6.5.2.1 Possibilités écologiques. Pour transmettre l'infection à l'homme ou aux animaux domestiques, les tsé-tsé doivent vivre dans le même biotope que leurs hôtes.

  1. La plupart des mouches du groupe fusca ne sont guère dangereuses pour les bovins. Ces mouches vivent pour la plupart dans la forêt ombrophile et les autres régions très boisées. Les bovins ne vivent pas en principe en ces lieux. Toutefois, G. brevipalpis et G. longipennis constituent d'importantes exceptions a cette règle. Bien qu'elles appartiennent au groupe fusca, elles peuvent se trouver en étroit contact avec les animaux d'élevage (voir Volume II, Ch. 4). Glossina fusca elle-même vit en lisière de forêt et peut donc entrer en contact avec des bovins.

  2. Les espèces du groupe palpalis, G. palpalis, G. fuscipes et G. tachinoides peuvent également transmettre la trypanosomiase bovine, mais l'affection transmise est généralement de moindre gravité. Les bovins peuvent vivre plus près de ces espèces que des espèces du groupe morsitans. Pour pouvoir boire et paître, le bétail est contraint de vivre assez près des tsé-tsé du groupe palpalis. La maladie qui en résulte représente probablement une grande partie de l'ensemble des trypanosomiases bovines d'Afrique occidentale.

  3. Le groupe morsitans. Les principales espèces de ce groupe (G. morsitans, G. swynnertoni, G. longipalpis et G. pallidipes) sont de si efficaces vecteurs de la maladie, que les éleveurs de bétail évitent dans toute la mesure possible les zones qu'elles infestent. Toutefois, le bétail qui transhume vers de nouveaux pâturages ou vers les marchés peut avoir à traverser des secteurs infestés par le groupe morsitans et connaître de très lourdes pertes. Localement, il peut arriver que les mouches de ce groupe se nourrissent principalement sur les bovins entraînant une forte morbidité trypanosomienne.

6.5.2.2 Sensibilité des hôtes à la trypanosomiase. Cette question a également été traitée a la Section 6.3.2 (voir Tableau 6.1). Un animal peut être parfaitement résistant à une espèce de trypanosomes et ne pas présenter de maladie lorsqu'il est expose au parasite. C'est ainsi que l'homme n'est pas affecté par une exposition à T. vivax ou T. congolense ni aux souches ordinaires de T. brucei.

Certains hôtes peuvent héberger des trypanosomes. sans souffrir d'aucune maladie. Beaucoup d'espèces de gros gibier entrent dans cette catégorie. En outre, certaines races bovines d'Afrique peuvent supporter une infection par des trypanosomes.

6.5.3 Transmission mécanique (voir aussi 6.2.4.2). Si un stomoxe ou un tabanidé se trouve être dérangé pendant qu'il se nourrit sur un animal infecté, il risque de s'envoler et d'aller finir son repas sur un hôte indemne. Un peu de sang trypanosome peut être transmis pendant qu'il est encore frais du premier au deuxième animal. Ce mode de transmission de la trypanosomiase s'appelle transmission mécanique.
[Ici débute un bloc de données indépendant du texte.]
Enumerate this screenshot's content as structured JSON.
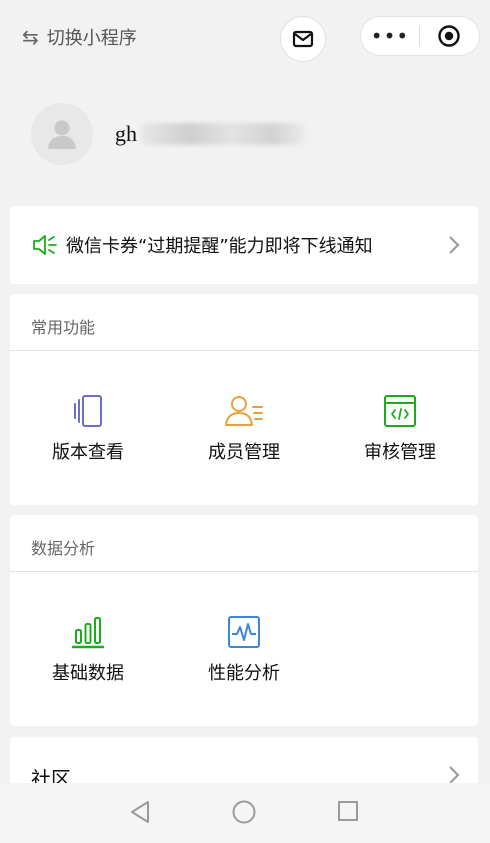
{
  "topbar": {
    "switch_label": "切换小程序",
    "switch_glyph": "⇆",
    "more_glyph": "•••"
  },
  "profile": {
    "name_prefix": "gh"
  },
  "notice": {
    "text": "微信卡券“过期提醒”能力即将下线通知"
  },
  "common_functions": {
    "title": "常用功能",
    "items": [
      {
        "label": "版本查看",
        "icon": "versions-icon"
      },
      {
        "label": "成员管理",
        "icon": "members-icon"
      },
      {
        "label": "审核管理",
        "icon": "review-code-icon"
      }
    ]
  },
  "data_analysis": {
    "title": "数据分析",
    "items": [
      {
        "label": "基础数据",
        "icon": "bar-chart-icon"
      },
      {
        "label": "性能分析",
        "icon": "performance-icon"
      }
    ]
  },
  "community": {
    "label": "社区"
  },
  "colors": {
    "background": "#f2f2f2",
    "green": "#1aad19",
    "orange": "#e8a13a",
    "blue": "#3b86d8",
    "purple": "#6b6fc7"
  }
}
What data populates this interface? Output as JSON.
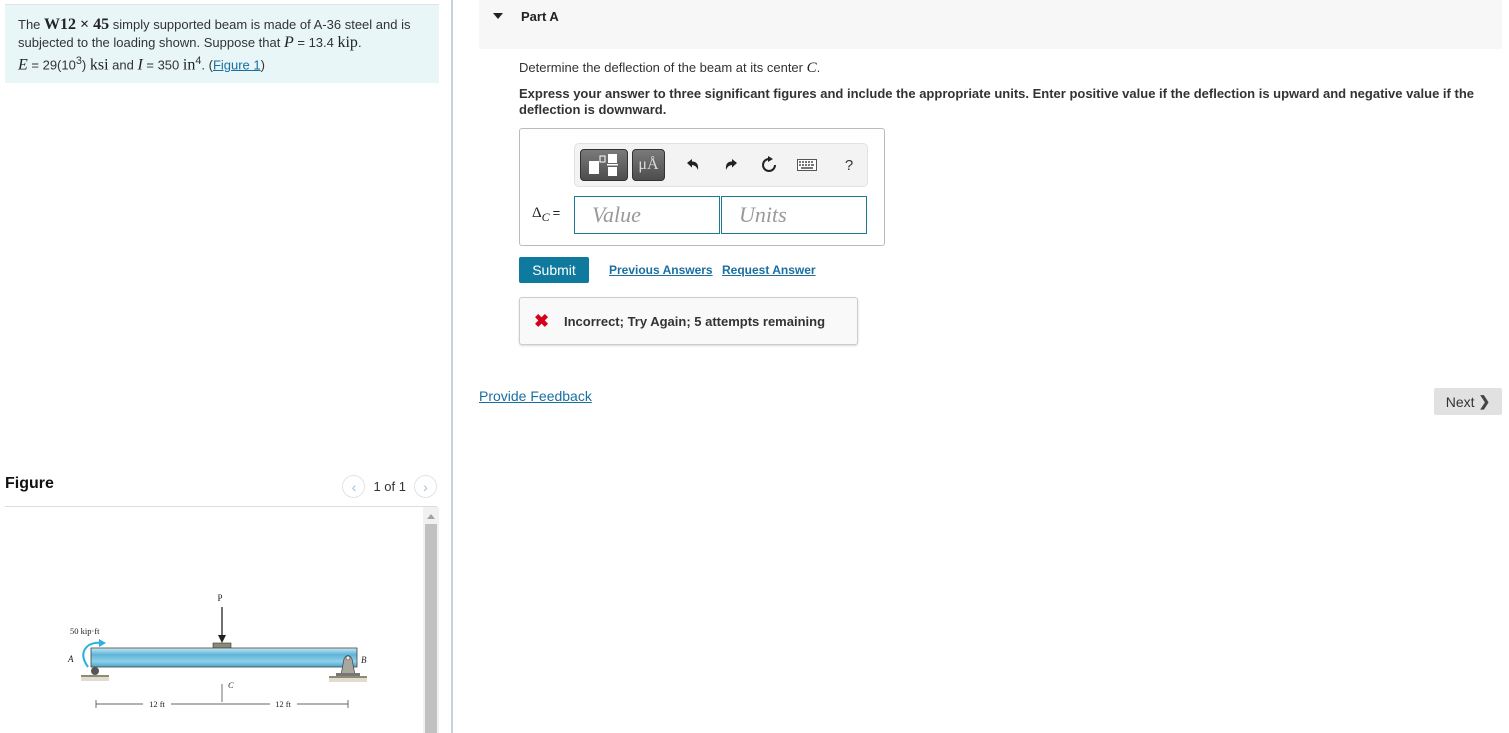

En cas de flambées à la limite des zones à glossines, il est difficile de savoir si elles sont causées par transmission mécanique ou par de très petits groupes de glossines dispersées qui propagent la maladie a partir de la zone principale. A l'intérieur des zones a glossines, la transmission cyclique l'emporte probablement de beaucoup sur la transmission mécanique.

Trypanosoma vivax est, semble-t-il, plus facilement transmis par le mode mécanique que T. congolense.